La strategia è semplice: il Barcellona ha venduto quote di ricavi futuri in cambio circa 800 milioni da spendere subito. Ma in un’industria in cui i soldi, per chi è in cima alla piramide, ci saranno sempre – almeno secondo la dirigenza del Barça, nella realtà chi lo sa – il club ha solo fatto delle operazioni per avere liquidità subito e risalire la china. È una scommessa, un azzardo della società che si riflette sul nuovo corso della squadra affidata a Xavi. Il lungo romanzo del rinnovo del contratto di Gavi, firmato solo negli ultimi giorni, è la spia che riporta l’attenzione sui conti di un club costantemente in conflitto con lo stato maggiore della Liga. Ancora adesso le regole del campionato spagnolo chiedono ai blaugrana di tagliare ancora il suo monte stipendi e molte operazioni non possono essere concluse. Infatti la dirigenza ha dovuto rinunciare ai rinnovi di Araujo e Marcos Alonso per questa stagione: problema rinviato all’estate prossima, concordato però a strette di mano con i giocatori stessi per evitare sorprese.

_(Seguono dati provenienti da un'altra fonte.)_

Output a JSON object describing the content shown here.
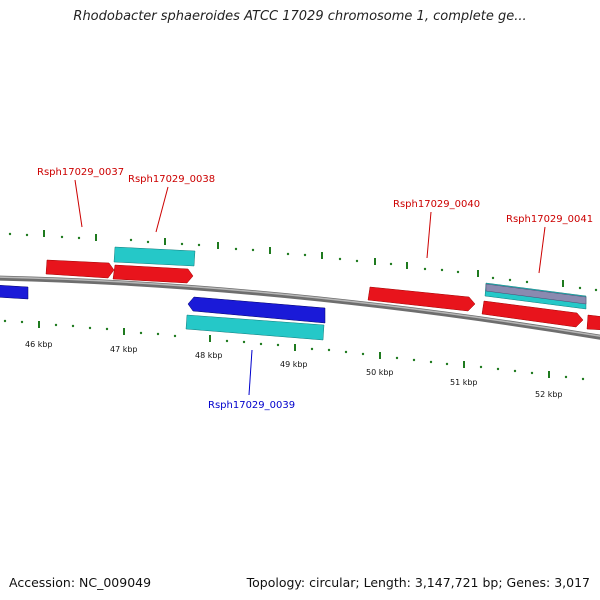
{
  "header": {
    "title": "Rhodobacter sphaeroides ATCC 17029 chromosome 1, complete ge..."
  },
  "footer": {
    "accession": "Accession: NC_009049",
    "summary": "Topology: circular; Length: 3,147,721 bp; Genes: 3,017"
  },
  "scale": {
    "ticks": [
      {
        "label": "46 kbp"
      },
      {
        "label": "47 kbp"
      },
      {
        "label": "48 kbp"
      },
      {
        "label": "49 kbp"
      },
      {
        "label": "50 kbp"
      },
      {
        "label": "51 kbp"
      },
      {
        "label": "52 kbp"
      }
    ]
  },
  "genes": {
    "labels": [
      {
        "text": "Rsph17029_0037",
        "strand": "forward"
      },
      {
        "text": "Rsph17029_0038",
        "strand": "forward"
      },
      {
        "text": "Rsph17029_0039",
        "strand": "reverse"
      },
      {
        "text": "Rsph17029_0040",
        "strand": "forward"
      },
      {
        "text": "Rsph17029_0041",
        "strand": "forward"
      }
    ]
  },
  "colors": {
    "forward_gene": "#e8141c",
    "reverse_gene": "#1a1ad8",
    "cds_feature": "#25c8c8",
    "misc_feature": "#8a8ab0",
    "backbone": "#8c8c8c",
    "tick": "#1f7a1f",
    "forward_label": "#cc0000",
    "reverse_label": "#0000cc"
  }
}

In questo contesto le vittorie sul campo del Barcellona servono anche a ovattare tutto il resto. Il rendimento della squadra, lo sviluppo dei giovani, l’integrazione di tutti gli elementi della rosa, fanno parte di un esercizio di equilibrio delicato e ancora non risolto. Il cartellone della partita di stasera contro il Manchester United – partita da vedere assolutamente, per il momento delle due squadre, per gli allenatori, per l’enorme mole di talento in campo – ha un valore quasi simbolico, rappresentativo di questa fase: oggi il Barça sembra legittimamente una delle squadre più forti d’Europa, torna in campo internazionale con una partita che un decennio fa è stata, due volte in tre anni tra il 2009 e il 2011 la più importante dell’anno, ovvero la finale della Champions League, ospitando al Camp Nou una rappresentante della nobiltà britannica. Ma in fondo è solo uno spareggio di Europa League. Partecipa chi non ce l’ha fatta al piano di sopra. E un motivo ci sarà.